We were finishing Easter dinner today, when a few of the children in my parents' neighborhood headed to the street hauling a cooler, table, chairs and other things children need to set up an under-the-IRS'-radar operation. Curious, we went to the corner of the cul-de-sac to buy what we presumed to be Kool-Aid or lemonade.

"Water."

The temperature was unseasonably warm, yes. But not "I can't make it back to the house without quenching this deadly thirst, so I'm going to buy water from you" hot. We laughed and produced our dollar bills to pad these kids' piggy banks and ordered some water, a little put off that we'd walked all the way for something that came out of our tap.

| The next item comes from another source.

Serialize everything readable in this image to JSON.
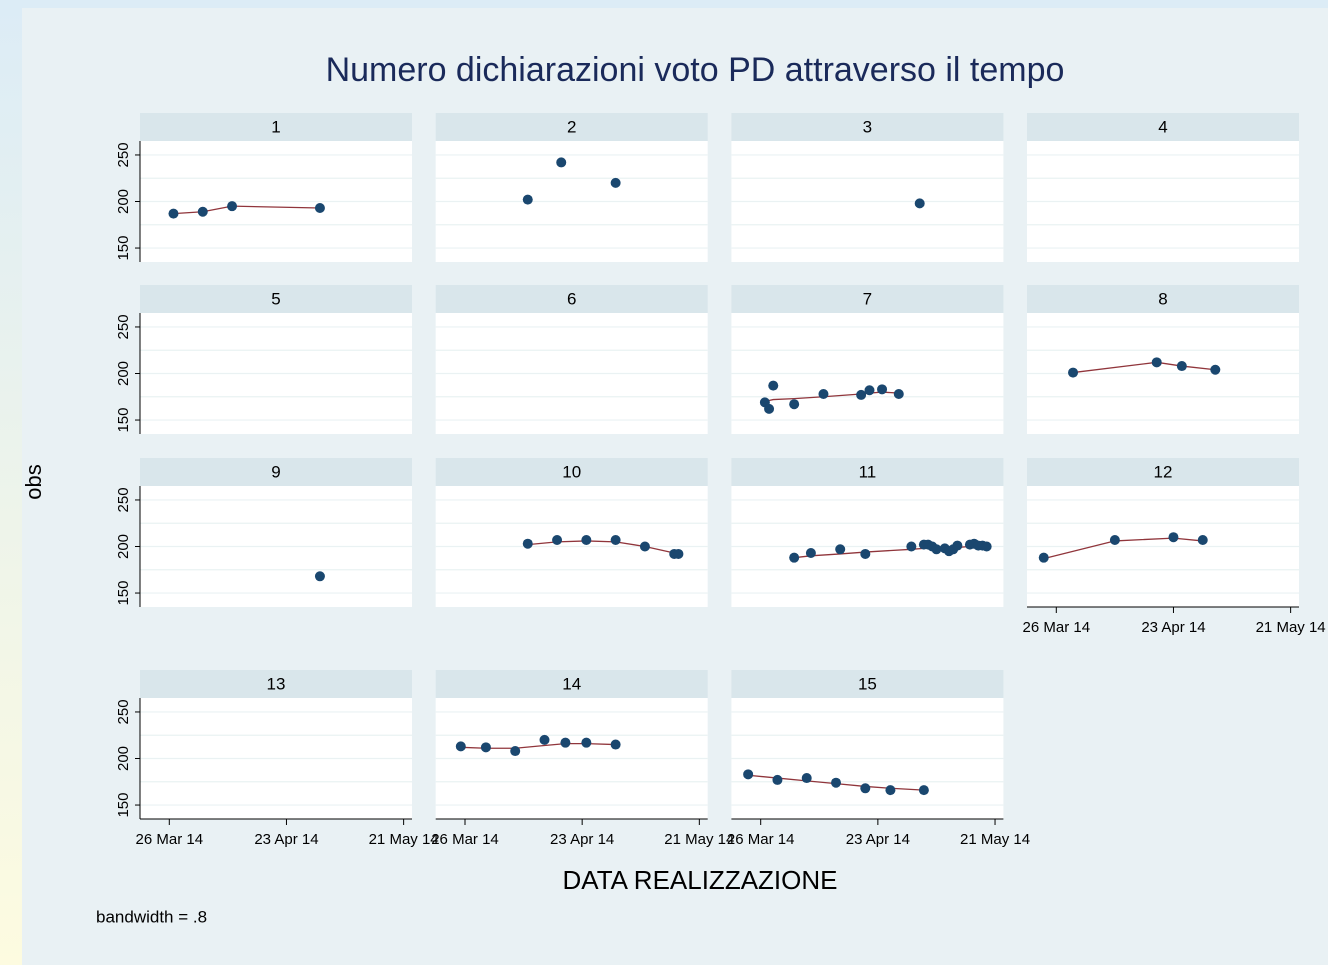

"One water," one boy said very professionally. I was surprised. He'd eaten in restaurants and studied waiters. The other boy grabbed two more Easter cups with mirrored seriousness. He nagged the other one to let him pour.

"That will be 25 cents," he said, again with professionalism and pride in his product. It was water, it came from his parent's tap, maybe their Brita filter, but these kids found a need for that water and assumed we, the customers, saw every ounce of the product's worth. The boys were excited about selling us water. They believed in what they were selling. And I then believed in their water.

We moved on to the next table, staffed by the two boys' sisters. They had beaded bracelets and necklaces. Also for 25 cents. These products were a steal. The jewelry could pass for store-bought, easy. However, the girls were preoccupied. They weren't interested in selling us on the value of the bracelets, or telling us how they made the jewelery. They were interested only in taking our money. Meh.

The boys surely won out, what with the low overhead to produce water compared to beaded bracelets. But they could have swapped products and sold those same bracelets for 50 bucks. That's how good these two elementary school dudes were. Ice to an eskimo, ketchup to a woman in white gloves, water, your sister's bracelets...whatever. The boys are mastering the most important lesson of selling: believe in the value of your product.

1 Comments:

Blogger Alejandra Ramos said...

I really enjoyed reading that story. Thanks for sharing. I wonder what those boys will be up to in 15 years.